Alors qu’il n’y avait que 10 mégapoles dans le monde en 1990, ce nombre a triplé pour atteindre 33, avec une population de plus de 10 millions de personnes. Le nombre de mégapoles devrait atteindre 43 d’ici 2030, principalement dans les pays en développement.

Tokyo est la plus grande ville du monde avec une population d’environ 37 millions d’habitants, suivie de New Delhi avec environ 29 millions d’habitants et Shanghai avec 26 millions d’habitants. Cependant, la capitale de l’Inde devrait dépasser la zone la plus peuplée du Japon d’ici 2028.

Mariam Akhtar-Schuster, coprésidente de l’UNCCD-Science Policy Interface, a déclaré que les pays doivent mettre en place un mécanisme intégré de planification de l’utilisation des terres pour pouvoir satisfaire les demandes et les besoins des ménages, et en même temps gérer et conserver durablement l’écosystème.

«Nous devons considérer que les citadins ont également une demande de bois de chauffage, de bois de cuisson et de matériaux de construction. Tout cela provient des forêts », a déclaré Akhtar-Schuster à IPS.

«Si une expansion non réglementée des zones urbaines a lieu, les forêts voisines seront affectées, mais même si les forêts ne sont pas exploitées pour le logement, elles sont une source de bois de chauffage, de cuisine et cela peut conduire à un immense processus de dégradation.»

Akhtar-Schuster a souligné qu’il s’agit d’un problème de gouvernance et «vous devez créer des procédures et des réglementations, déterminant la quantité de bois qu’on peut extraire des forêts et dans quelle mesure des mécanismes de contrôle des forêts doivent être en place pour éviter l’exploitation forestière illégale et l’extraction des bois pour la demande quotidienne.

La planification urbaine doit également tenir compte du fait que des infrastructures énergétiques sont nécessaires, a déclaré Akhtar-Schuster, ajoutant que les forêts sont très vulnérables à l’utilisation humaine et que cela doit être pris en charge.

“Je ne dis pas que les forêts ne doivent pas être utilisées, mais elles doivent être utilisées de manière durable et cela signifie que vous devez mettre en place de nombreuses réglementations, en particulier en cas d’expansion urbaine”, a déclaré Akhtar-Schuster.

«Il faut des années et des années et des années avant qu’un petit jeune arbre se transforme en un véritable grand arbre et cette dimension temporelle doit être prise en compte dans toute planification.
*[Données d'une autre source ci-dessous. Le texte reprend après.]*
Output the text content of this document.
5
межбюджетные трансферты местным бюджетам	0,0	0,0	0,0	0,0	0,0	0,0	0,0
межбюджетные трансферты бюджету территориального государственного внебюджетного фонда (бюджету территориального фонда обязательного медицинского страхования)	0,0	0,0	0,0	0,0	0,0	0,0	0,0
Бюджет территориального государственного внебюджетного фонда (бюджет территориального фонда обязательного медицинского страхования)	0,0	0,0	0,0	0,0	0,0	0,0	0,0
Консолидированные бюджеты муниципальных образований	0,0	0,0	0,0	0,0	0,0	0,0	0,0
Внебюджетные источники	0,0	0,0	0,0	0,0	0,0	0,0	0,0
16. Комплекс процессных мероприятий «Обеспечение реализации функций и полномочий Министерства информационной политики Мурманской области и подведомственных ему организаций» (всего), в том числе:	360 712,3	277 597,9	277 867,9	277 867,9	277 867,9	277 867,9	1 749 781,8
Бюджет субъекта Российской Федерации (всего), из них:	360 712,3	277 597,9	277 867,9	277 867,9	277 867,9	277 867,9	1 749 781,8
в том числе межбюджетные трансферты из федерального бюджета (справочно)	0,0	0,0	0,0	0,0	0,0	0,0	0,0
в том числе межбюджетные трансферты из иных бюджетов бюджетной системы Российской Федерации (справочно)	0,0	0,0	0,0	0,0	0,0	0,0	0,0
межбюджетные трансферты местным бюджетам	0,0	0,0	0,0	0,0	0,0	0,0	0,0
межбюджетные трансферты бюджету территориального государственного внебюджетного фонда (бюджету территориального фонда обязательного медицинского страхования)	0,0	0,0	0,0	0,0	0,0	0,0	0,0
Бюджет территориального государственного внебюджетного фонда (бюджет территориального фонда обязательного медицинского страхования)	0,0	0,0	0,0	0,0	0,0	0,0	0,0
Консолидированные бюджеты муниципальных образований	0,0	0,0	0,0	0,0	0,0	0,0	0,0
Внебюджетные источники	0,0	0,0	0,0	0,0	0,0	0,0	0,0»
Vous devez avoir une vision très longue si vous voulez gérer vos forêts durablement et vous devrez toujours vérifier la condition s’il y a un rajeunissement naturel des forêts en cours, vous devrez vérifier que la structure d’âge des forêts proches des zones urbaines reste toujours en bonne santé. ”

La demande mondiale de produits de base comme le caoutchouc et l’huile de palme a entraîné des changements dans l’utilisation des terres, en particulier dans des pays comme l’Indonésie et la Papouasie-Nouvelle-Guinée, où les gouvernements ont accordé des baux commerciaux et des concessions foncières pour stimuler leurs économies.